When we are at 0,0, there are only two operations. Go down and go down. No matter what the final result is, a value will always be returned to us. Therefore, combined with the above, we have the following code
int walk(int dp[1000][1000],int i,int j)
{
if (i >= n - 1 && j >= n - 1)
{
return dp[n-1][n-1]; //If it's over
}
else
{
if (i <n && j < n) //If within the predetermined range
{
int r1 = dp[i][j] + walk(dp, i , j+1); //J is left and right, and j+1 is right
int r2= dp[i][j] + walk(dp, i+1,j);//i is up and down, i+1 is down
return max(r1, r2);//Returns the maximum value in both cases
}
else
{
return 0; //If you go out
}
}
}The principle is: if you need to know how to get the maximum benefit from 0,0 to the end, you need to know the maximum benefit scheme from 0,0 + 1 and 0 + 1,0 to the end. With this recursion, the scale of the final question decreases from N to 1. At this time, all elements are out of the stack, and the answer comes out
After submitting to the Blue Bridge Cup training system, the author thought he could answer correctly, but only got 10 points. After checking, it was found that it was a timeout problem
When I suddenly thought of learning the basis of dynamic programming, the online teacher said: sometimes dynamic programming is to reduce and omit the repeated work of some recursive problems. I looked at the code and found a problem: we are divided into two ways, right or down, and down and right have new right and new left, left and right superposition, The path of a module must be repeatedly calculated and accessed
For example: 1 2 3
4 5 6
7 8 9
When shunting to 2 and 4, the elements accessed from 2 down and 4 to the right are the same, which means that during this period, we repeatedly visit. The lower we go, the number of repeated visits increases exponentially. Therefore, we need to save the path with the help of auxiliary array
Every time you visit a path point, you will judge whether it has been accessed. If yes, you can directly access the optimal solution under the path. If not, you can calculate the optimal solution of the path point and throw it into the auxiliary array
Finally passed, the worst time is 0.5s
The author consulted CSDN and other forums on the solution of this problem. Few people use the recursive method. Most of them establish dp array, use the double-layer for loop to fill in the dp array, and finally output it directly. I picked a relatively simple code and ran the Blue Bridge Cup again. I found that the time is almost the same, and the recursive method is a few milliseconds faster. The principle is basically the same. I think the method in the article is easier to understand.
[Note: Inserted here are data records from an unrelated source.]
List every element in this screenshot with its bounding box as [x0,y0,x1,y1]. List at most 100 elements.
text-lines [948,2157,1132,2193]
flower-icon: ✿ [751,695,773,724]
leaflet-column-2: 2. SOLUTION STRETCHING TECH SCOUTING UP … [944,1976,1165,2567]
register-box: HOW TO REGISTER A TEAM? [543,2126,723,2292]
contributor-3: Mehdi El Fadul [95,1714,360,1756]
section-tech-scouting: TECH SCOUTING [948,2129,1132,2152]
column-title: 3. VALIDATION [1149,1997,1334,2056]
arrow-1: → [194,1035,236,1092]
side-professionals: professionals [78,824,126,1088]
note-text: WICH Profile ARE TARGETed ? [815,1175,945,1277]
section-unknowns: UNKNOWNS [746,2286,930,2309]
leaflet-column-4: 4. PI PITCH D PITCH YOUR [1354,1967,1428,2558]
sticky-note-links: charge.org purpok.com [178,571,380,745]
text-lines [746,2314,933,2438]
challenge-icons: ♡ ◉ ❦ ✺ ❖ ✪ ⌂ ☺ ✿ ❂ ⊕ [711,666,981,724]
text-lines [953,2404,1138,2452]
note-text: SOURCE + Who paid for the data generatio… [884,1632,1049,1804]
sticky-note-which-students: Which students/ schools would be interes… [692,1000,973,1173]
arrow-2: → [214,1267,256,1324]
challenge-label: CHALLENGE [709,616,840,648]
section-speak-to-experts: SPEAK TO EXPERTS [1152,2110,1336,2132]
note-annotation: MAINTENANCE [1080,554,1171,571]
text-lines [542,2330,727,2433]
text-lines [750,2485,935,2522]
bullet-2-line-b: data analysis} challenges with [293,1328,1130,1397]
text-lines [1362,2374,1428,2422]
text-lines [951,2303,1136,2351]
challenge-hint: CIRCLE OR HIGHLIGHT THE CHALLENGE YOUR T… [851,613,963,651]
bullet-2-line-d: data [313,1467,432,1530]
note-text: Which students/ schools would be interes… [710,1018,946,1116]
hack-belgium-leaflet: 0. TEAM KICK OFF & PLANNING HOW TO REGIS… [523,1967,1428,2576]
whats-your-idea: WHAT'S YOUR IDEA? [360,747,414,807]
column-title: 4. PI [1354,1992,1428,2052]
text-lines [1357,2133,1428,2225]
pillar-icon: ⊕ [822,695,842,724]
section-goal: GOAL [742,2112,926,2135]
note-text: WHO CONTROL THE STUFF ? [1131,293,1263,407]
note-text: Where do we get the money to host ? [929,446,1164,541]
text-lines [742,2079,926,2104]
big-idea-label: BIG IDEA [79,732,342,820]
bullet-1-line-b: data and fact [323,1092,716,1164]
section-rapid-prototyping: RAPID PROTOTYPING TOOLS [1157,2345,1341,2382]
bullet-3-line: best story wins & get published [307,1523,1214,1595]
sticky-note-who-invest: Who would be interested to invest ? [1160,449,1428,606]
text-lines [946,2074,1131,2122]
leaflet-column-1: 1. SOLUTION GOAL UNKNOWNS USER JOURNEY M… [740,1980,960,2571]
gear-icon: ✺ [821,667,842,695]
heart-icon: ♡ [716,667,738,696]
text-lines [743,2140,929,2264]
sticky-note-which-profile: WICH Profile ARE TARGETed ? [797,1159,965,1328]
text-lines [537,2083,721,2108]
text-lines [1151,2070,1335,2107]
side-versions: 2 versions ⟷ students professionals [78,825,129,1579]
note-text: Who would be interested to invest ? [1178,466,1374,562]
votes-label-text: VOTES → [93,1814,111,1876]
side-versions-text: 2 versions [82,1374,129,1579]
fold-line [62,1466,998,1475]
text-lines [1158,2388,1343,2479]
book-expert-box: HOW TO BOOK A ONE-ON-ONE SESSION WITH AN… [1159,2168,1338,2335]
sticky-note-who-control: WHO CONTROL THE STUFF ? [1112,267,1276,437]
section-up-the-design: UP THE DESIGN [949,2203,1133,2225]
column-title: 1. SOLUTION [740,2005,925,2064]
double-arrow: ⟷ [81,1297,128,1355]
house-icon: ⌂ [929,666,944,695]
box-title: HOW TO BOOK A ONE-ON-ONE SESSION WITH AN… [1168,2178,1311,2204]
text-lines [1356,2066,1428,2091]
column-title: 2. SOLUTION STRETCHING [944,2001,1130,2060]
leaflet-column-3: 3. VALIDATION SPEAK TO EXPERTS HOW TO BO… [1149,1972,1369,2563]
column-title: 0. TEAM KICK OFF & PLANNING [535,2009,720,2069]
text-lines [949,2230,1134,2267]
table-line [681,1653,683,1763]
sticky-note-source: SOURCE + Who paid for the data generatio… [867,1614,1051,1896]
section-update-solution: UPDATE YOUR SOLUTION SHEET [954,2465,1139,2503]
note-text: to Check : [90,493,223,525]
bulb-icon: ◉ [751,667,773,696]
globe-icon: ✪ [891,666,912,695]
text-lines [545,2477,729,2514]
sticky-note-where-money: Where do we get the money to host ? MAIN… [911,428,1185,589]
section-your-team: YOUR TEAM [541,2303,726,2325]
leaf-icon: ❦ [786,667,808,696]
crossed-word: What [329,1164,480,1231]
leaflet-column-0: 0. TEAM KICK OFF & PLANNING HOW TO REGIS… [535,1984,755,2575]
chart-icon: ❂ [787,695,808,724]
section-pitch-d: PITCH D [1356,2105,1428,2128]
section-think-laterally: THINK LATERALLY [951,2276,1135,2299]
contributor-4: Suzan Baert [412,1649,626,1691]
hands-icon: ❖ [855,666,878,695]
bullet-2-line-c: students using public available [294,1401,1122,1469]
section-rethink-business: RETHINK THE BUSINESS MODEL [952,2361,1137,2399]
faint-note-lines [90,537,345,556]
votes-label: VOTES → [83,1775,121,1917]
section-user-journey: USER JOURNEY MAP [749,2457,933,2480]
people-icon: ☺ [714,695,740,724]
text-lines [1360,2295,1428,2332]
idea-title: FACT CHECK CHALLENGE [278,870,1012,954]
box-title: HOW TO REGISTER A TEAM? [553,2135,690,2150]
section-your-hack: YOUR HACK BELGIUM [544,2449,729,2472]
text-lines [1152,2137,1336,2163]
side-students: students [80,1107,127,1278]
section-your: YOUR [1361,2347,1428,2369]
The final code is as follows:
using namespace std;
int dp[1000][1000];
int dp1[1000][1000];
int n;
int walk(int dp[1000][1000],int i,int j)
{
if (i >= n - 1 && j >= n - 1)
{
return dp[n-1][n-1];
}
else if(dp1[i][j]==-1)//If the location has not been accessed
{
if (i <n && j < n)
{
int r1 = dp[i][j] + walk(dp, i , j+1);
int r2= dp[i][j] + walk(dp, i+1,j);
dp1[i][j] = max(r1, r2);
return max(r1, r2);
}
else
{
return 0;
}
}
else
{
return dp1[i][j];
}
}
int main()
{
cin >> n;
for (int i = 0;i < n;i++)
{
for (int j = 0;j < n;j++)
{
cin >> dp[i][j];
dp1[i][j] = -1;
}
}
cout << walk(dp,0,0);
}If there are errors in the program article, please inform the author. Thank you for reading!